You go over to NV and the developers are taking inspiration from the forced mass-migration of ethnic groups under Feudal caste systems across Europe and then using that to compare + contrast the NCR (who're kinda doing the same thing) and the Legion, and then you come back to Fallout 3 and they're so bad at taking any ideas from the rest of human existence that they can't go any further than "cages of black people with collars on" and "you access The Pitt via a Railroad".

But that would require Bethesda to care about people/cultures/countries that aren't North America.

20 days ago

"you access the Pitt via a Railroad" sounds like something David Cage would write.

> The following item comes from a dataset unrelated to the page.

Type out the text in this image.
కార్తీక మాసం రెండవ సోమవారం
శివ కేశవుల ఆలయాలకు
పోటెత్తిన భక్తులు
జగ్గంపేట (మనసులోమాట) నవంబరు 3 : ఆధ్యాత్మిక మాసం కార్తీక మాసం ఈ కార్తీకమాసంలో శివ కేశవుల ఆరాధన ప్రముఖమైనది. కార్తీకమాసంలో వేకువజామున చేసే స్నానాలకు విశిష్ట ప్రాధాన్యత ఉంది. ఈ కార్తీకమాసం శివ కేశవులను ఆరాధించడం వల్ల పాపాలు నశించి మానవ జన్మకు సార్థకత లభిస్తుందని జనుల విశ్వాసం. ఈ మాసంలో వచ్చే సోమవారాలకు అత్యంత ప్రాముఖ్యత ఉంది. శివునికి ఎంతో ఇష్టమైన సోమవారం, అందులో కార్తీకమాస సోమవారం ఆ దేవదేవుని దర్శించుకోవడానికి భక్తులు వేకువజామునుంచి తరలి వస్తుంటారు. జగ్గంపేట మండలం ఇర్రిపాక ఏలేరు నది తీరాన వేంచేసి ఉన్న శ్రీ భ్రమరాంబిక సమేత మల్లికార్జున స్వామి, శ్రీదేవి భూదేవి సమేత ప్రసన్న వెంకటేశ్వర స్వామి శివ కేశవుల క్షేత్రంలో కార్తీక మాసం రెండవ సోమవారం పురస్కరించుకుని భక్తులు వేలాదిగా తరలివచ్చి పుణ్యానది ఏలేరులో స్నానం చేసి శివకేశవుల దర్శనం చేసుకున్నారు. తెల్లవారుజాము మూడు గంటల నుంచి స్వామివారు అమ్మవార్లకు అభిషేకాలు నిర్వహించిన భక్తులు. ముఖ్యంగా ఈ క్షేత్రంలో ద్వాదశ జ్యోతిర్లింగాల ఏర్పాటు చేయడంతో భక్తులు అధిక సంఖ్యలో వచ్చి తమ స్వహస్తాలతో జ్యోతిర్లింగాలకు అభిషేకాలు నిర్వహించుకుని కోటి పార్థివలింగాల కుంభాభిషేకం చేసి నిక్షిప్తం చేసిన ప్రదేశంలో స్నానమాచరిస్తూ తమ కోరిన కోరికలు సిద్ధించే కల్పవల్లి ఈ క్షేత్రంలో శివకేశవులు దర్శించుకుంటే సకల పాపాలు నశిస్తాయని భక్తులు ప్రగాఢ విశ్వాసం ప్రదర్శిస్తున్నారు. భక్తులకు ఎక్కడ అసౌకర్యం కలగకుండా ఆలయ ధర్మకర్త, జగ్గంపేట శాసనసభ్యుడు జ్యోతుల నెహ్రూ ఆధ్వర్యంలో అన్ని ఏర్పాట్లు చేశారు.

Actually, this entire dlc seems veryyy Detroit Become Human lol. I didnt know Bethesda was so troubled before I read your review honestly, I've only ever heard good things about Fallout 2. The only Fallout game ive heard shit about was 4 and that one weird bunker game (Fallout 76? 69? whatever) but man, I wish more people talked about this kind of stuff in their reviews. I feel like its so common to be goaded into playing a game and then its just kinda like... this. Thank u for spreading the word so Id never have to see this first hand, im pretty sure if i played this id throw up :salute:

20 days ago

@moschidae I keep it on the downlow but I'm a veryyyyyyyyyyyy disgruntled Fallout fan who was one of the first to publicly and loudly hate Fallout 3 and that's kinda continued into everything to come out of Fallout besides NV.

Bethesda are a veryyyyyyyyyyy bad company.